Les lèvres du vieil homme se pincèrent et la moustache imposante qu'il possédait sembla frémir.
– Faites attention mon prince.
– C'est une menace grand-père ?
– Du tout. Un avertissement. Le château à des oreilles, les arbres ont des yeux. Vous savez ce que l'on dit.
Sur l'île les dieux voient, les dieux parlent. Oui, il savait. Rien ne restait un secret très longtemps. Taehyun les mettait au défi depuis des années.
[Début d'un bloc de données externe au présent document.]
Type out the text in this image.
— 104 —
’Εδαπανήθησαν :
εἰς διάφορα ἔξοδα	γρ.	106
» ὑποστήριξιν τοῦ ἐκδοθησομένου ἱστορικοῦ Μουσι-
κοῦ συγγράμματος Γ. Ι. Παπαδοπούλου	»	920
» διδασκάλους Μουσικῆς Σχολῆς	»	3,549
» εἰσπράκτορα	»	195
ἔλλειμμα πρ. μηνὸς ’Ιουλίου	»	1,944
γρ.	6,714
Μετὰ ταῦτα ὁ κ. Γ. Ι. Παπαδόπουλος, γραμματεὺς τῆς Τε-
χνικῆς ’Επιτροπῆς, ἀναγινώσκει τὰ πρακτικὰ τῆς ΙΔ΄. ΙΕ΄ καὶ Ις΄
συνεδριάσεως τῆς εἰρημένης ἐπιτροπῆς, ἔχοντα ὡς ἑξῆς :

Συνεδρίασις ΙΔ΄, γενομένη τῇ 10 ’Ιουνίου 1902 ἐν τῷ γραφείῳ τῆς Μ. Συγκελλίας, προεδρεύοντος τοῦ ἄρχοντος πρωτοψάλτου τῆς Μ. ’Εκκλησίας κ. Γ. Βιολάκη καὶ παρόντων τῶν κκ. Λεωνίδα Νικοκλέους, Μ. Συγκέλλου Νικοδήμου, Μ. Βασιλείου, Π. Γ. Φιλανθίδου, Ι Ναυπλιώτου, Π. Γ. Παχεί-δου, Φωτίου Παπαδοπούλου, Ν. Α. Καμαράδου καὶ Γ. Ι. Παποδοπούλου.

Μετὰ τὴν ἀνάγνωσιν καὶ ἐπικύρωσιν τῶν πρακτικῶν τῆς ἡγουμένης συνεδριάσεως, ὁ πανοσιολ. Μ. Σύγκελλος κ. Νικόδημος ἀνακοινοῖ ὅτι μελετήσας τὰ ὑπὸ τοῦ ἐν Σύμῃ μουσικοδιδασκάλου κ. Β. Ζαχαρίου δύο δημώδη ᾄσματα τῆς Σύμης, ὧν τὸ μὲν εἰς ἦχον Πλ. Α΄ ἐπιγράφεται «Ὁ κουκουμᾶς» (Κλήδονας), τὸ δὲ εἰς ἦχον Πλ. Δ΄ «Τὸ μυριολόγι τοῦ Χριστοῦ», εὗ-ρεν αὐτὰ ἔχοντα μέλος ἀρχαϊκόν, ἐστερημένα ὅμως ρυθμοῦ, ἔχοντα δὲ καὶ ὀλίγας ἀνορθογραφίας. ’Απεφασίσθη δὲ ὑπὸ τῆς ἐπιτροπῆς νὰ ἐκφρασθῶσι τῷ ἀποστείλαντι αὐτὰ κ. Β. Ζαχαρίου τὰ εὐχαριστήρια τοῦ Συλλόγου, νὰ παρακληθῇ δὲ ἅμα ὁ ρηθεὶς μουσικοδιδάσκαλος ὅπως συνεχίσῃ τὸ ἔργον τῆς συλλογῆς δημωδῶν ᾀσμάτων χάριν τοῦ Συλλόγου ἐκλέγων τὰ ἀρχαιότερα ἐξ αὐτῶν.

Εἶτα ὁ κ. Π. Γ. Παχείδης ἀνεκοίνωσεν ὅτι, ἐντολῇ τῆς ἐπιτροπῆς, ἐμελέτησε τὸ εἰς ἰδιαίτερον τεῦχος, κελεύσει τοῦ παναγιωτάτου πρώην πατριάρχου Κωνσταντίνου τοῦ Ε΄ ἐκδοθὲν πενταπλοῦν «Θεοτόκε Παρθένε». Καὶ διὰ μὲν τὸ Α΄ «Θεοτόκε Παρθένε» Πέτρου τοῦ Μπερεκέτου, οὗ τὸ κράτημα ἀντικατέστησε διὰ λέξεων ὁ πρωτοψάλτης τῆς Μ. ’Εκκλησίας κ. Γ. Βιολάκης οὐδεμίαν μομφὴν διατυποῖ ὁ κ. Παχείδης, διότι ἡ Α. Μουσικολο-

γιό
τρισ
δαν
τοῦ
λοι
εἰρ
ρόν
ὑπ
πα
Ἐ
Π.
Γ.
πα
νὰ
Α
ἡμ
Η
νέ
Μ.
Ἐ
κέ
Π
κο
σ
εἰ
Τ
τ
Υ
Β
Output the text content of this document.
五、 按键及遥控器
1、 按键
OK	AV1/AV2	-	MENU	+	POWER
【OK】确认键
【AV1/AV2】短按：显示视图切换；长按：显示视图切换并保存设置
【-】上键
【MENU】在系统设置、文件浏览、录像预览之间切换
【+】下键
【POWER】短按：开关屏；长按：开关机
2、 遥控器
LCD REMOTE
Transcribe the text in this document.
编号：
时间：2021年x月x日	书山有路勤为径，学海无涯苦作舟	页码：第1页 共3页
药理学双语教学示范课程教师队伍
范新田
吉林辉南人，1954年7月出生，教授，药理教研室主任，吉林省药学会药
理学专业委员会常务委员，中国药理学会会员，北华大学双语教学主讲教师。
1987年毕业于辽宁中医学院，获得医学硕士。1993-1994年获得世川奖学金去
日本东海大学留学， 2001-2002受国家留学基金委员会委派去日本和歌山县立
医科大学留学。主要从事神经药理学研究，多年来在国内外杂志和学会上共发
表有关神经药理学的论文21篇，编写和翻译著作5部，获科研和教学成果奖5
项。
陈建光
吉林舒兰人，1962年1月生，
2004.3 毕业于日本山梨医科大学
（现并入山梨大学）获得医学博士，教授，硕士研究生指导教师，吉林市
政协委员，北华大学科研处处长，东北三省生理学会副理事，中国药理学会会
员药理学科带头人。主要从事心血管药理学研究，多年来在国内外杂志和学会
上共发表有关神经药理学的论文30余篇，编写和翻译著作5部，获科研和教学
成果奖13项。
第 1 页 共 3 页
– Je ferais attention, n'ayez crainte, reprit-il d'une voix douce. Vous savez que le palais peut compter sur moi.
Il le vit opiner du chef, d'un air grave avant de s'en retourner, ses mains ridées jointes dans son dos. Ils vous rendent curieux aussi grand-père, ne le niez pas...
Il passa dans les cuisines du palais en ébullition et soupira. Les hommes et les femmes derrière les fourneaux semblaient dépassés, légèrement paniqués et Taehyun les rassura quant à la quantité de nourriture cuisinée. Ce fut Soobin qui attrapa sa main à la sortie des cuisines pour le traîner vers la grande salle où le dîner débutait.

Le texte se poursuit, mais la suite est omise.